Reacción a "Prenatal exposure to a mixture of endocrine disruptors is associated with poorer metabolic health in childhood"

The prevalence of abdominal obesity, elevated blood pressure, inadequate lipid levels and hyperglycaemia, all components of the metabolic syndrome (MetS), is increasingly prevalent in children. These early clinical manifestations in turn increase the risk of cardiovascular disease in adulthood. In order to implement effective preventive measures, it is necessary to understand the origin and development of obesity and metabolic syndrome and to identify the associated modifiable risk factors. 

Güilt-Oumrait's work, published in JAMA Network Open, explores the origin of metabolic syndrome in childhood, investigating the role of early exposure (preconception, prenatal and early life) to four families of chemicals (metals and organohanohalogen compounds - chlorinated, brominated and perfluorinated) in this disease. The researchers found that high maternal exposure to these obesogenic pollutants was associated with a significantly increased risk of metabolic syndrome in children aged 6-11 years in the Human Early Life Exposome (HELIX) population cohort.  

Toxicological data indicate that the selected chemical families can induce adverse multisystemic metabolic effects. For example, perfluorinated compounds (PFAS) accumulate in the liver, contributing to fatty liver and dyslipidaemia, and some organochlorine compounds, accumulated in adipose tissue, are associated with obesogenic and diabetogenic effects. 

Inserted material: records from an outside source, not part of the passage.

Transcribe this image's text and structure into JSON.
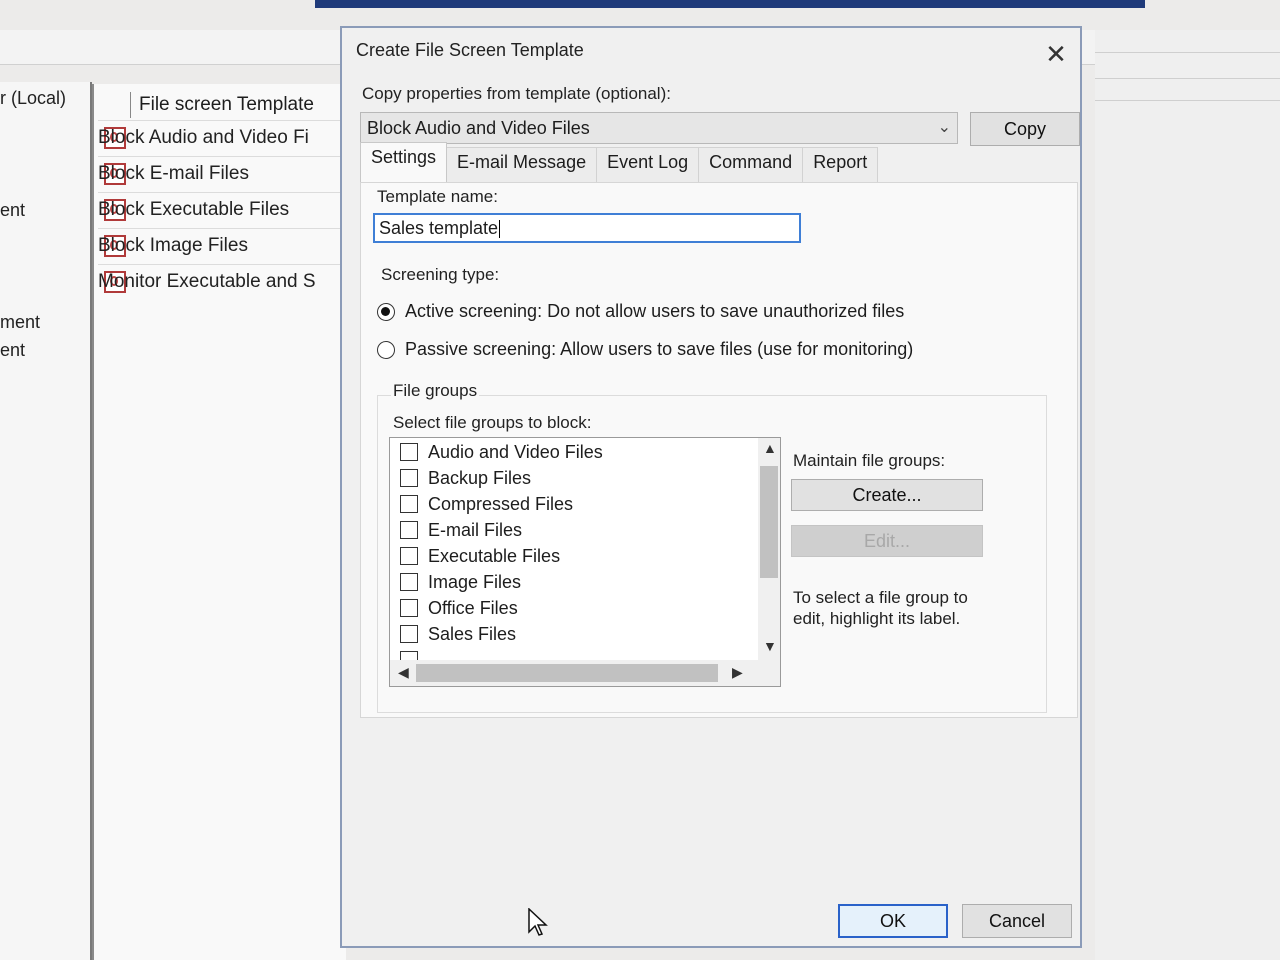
{
  "background": {
    "left_labels": [
      "r (Local)",
      "ent",
      "ment",
      "ent"
    ],
    "list_header": "File screen Template",
    "list_items": [
      "Block Audio and Video Fi",
      "Block E-mail Files",
      "Block Executable Files",
      "Block Image Files",
      "Monitor Executable and S"
    ]
  },
  "dialog": {
    "title": "Create File Screen Template",
    "copy_label": "Copy properties from template (optional):",
    "copy_selected": "Block Audio and Video Files",
    "copy_button": "Copy",
    "tabs": [
      "Settings",
      "E-mail Message",
      "Event Log",
      "Command",
      "Report"
    ],
    "template_name_label": "Template name:",
    "template_name_value": "Sales template",
    "screening_type_label": "Screening type:",
    "active_screening": "Active screening: Do not allow users to save unauthorized files",
    "passive_screening": "Passive screening: Allow users to save files (use for monitoring)",
    "file_groups_label": "File groups",
    "select_groups_label": "Select file groups to block:",
    "file_groups": [
      "Audio and Video Files",
      "Backup Files",
      "Compressed Files",
      "E-mail Files",
      "Executable Files",
      "Image Files",
      "Office Files",
      "Sales Files"
    ],
    "maintain_label": "Maintain file groups:",
    "create_button": "Create...",
    "edit_button": "Edit...",
    "hint_line1": "To select a file group to",
    "hint_line2": "edit, highlight its label.",
    "ok_button": "OK",
    "cancel_button": "Cancel"
  }
}
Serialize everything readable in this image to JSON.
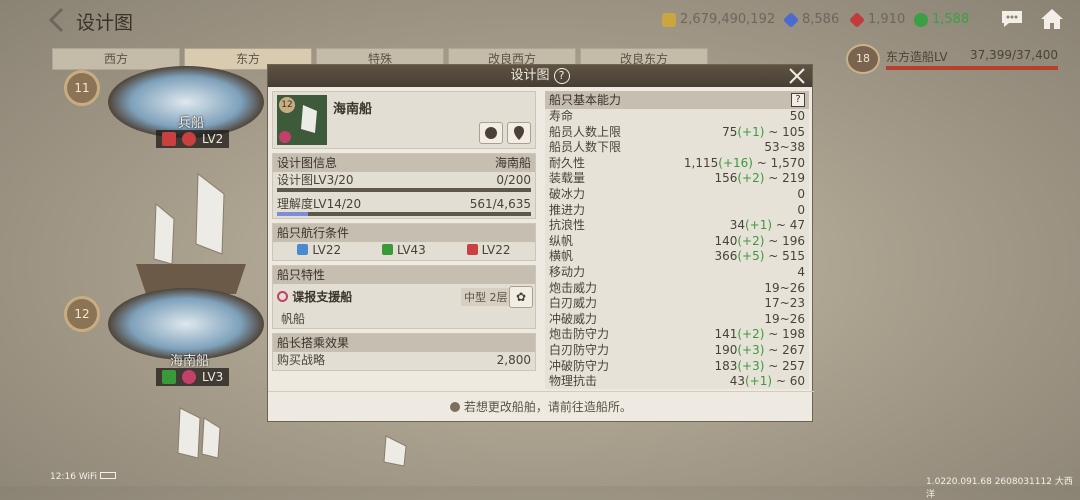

The authors also included in this work clinical metabolic markers measured in the children's serum and urine, which reinforced and explained the results found. Moreover, since the diagnosis of MS in children is not an easy task, the authors propose a ‘risk score’ to facilitate the identification of clinical MS in childhood before it appears. The variables finally included in the proposed score were waist circumference, systolic and diastolic blood pressure, triglyceride, HDL-cholesterol and insulin levels, which allowed them to identify the most at-risk population of children.  

The work of Güilt-Oumrait et al. therefore: 

1. It represents a solid advance in the epidemiological and toxicological knowledge of the health consequences of early (in utero) exposure to mixtures of chemical-persistent substances that can alter the metabolic programming of the infant population. 
2. It allows the identification of particularly vulnerable populations. 
3. It allows the establishment of preventive measures in children at high cardiovascular risk.  

Although observational studies do not allow to establish definitive causes, the consistency of in vitro, in vivo and epidemiological data strongly argues for the need to reduce exposure to chemical-obesogenic compounds and/or metabolic disruptors, especially in women of childbearing age and during the first years of life (children).